Чествование 40-летней литературной деятельности Алексея Николаевича в Петербурге и в Москве состоялось несколько позже 60-летия поэта — последнюю дату Плещеев отметил, как всегда, очень скромно, в узком семейном и дружеском кругу, о чем сообщал, между прочим, чуть с грустинкой и чуть иронически в письме С. Я. Надсону от 23 ноября 1885 года: «Вы, конечно, не подозреваете, что вчера, в день моего рожденья (мне исполнилось 60 лет, невеселый возраст!), Вы вместе с некоторыми юными поэтами преподнесли мне адрес с выражением сочувствия за то, что я на старости лет не исподлился. Инициатива шла от милейшего Всеволода Михайловича Гаршина, который не только сочинил и собственноручно написал этот задушевный и очень тронувший меня адрес, но и подписался за Вас…»

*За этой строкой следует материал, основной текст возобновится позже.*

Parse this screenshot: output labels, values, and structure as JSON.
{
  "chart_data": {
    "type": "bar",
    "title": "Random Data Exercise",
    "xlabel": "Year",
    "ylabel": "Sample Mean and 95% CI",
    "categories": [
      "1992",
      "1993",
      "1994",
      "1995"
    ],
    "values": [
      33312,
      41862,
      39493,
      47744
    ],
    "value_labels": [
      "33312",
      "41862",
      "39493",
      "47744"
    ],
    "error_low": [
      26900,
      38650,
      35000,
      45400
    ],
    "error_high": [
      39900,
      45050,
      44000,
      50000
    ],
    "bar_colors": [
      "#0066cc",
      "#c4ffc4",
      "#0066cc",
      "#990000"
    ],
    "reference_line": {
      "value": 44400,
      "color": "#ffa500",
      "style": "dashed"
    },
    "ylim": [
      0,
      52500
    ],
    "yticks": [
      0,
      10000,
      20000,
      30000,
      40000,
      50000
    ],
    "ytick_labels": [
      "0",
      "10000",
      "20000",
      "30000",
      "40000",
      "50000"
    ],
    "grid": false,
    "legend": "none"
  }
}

Адрес, сочиненный Гаршиным, выражал Алексою Николаевичу горячую признательность молодежи за помощь, которую Плещеев оказывал начинающим писателям. Некоторые из старых литераторов (Я. П. Полонский, И. А. Гончаров), не зная содержания адреса, выразили Плещееву сожаление, что составители адреса не известили их, и прислали отдельные письма юбиляру, исполненные тепла, задушевности, признания литературных заслуг Алексея Николаевича. Однако поздравления по случаю 60-летия в большинстве своем ничуть не отличались от тех, которые Алексей Николаевич получал ежегодно, а вот чествование его сорокалетней литературной деятельности 15 января 1886 года обернулось для поэта праздником, которого он и не чаял.
Сам Алексей Николаевич всегда считал свою литературную деятельность «рядовой», никоим образом не заслуживающей какой-то славы. И потому очень любил читать в кругу своих молодых друзей переведенные им незадолго до юбилея стихи из «Ирландских мелодий» Томаса Мура:
…А тут со всех концов России сотни, тысячи адресов от лиц разных возрастов, сословий, национальностей, политических взглядов, от организаций, обществ, кружков, о существовании некоторых из них Алексей Николаевич и не подозревал вовсе.
«Телеграмм и писем получил (и продолжаю получать) многое множество… Люди всех лагерей были на юбилее… Теперь — умирать пора. Другого такого не будет в жизни. Особенно горячо и сочувственно отнеслась ко мне молодежь. Даже от студентов духовной академии я получил поздравления», — растроганно писал Алексей Николаевич в Нижний Новгород А. С. Гацисскому через несколько дней после памятного дня 15 января.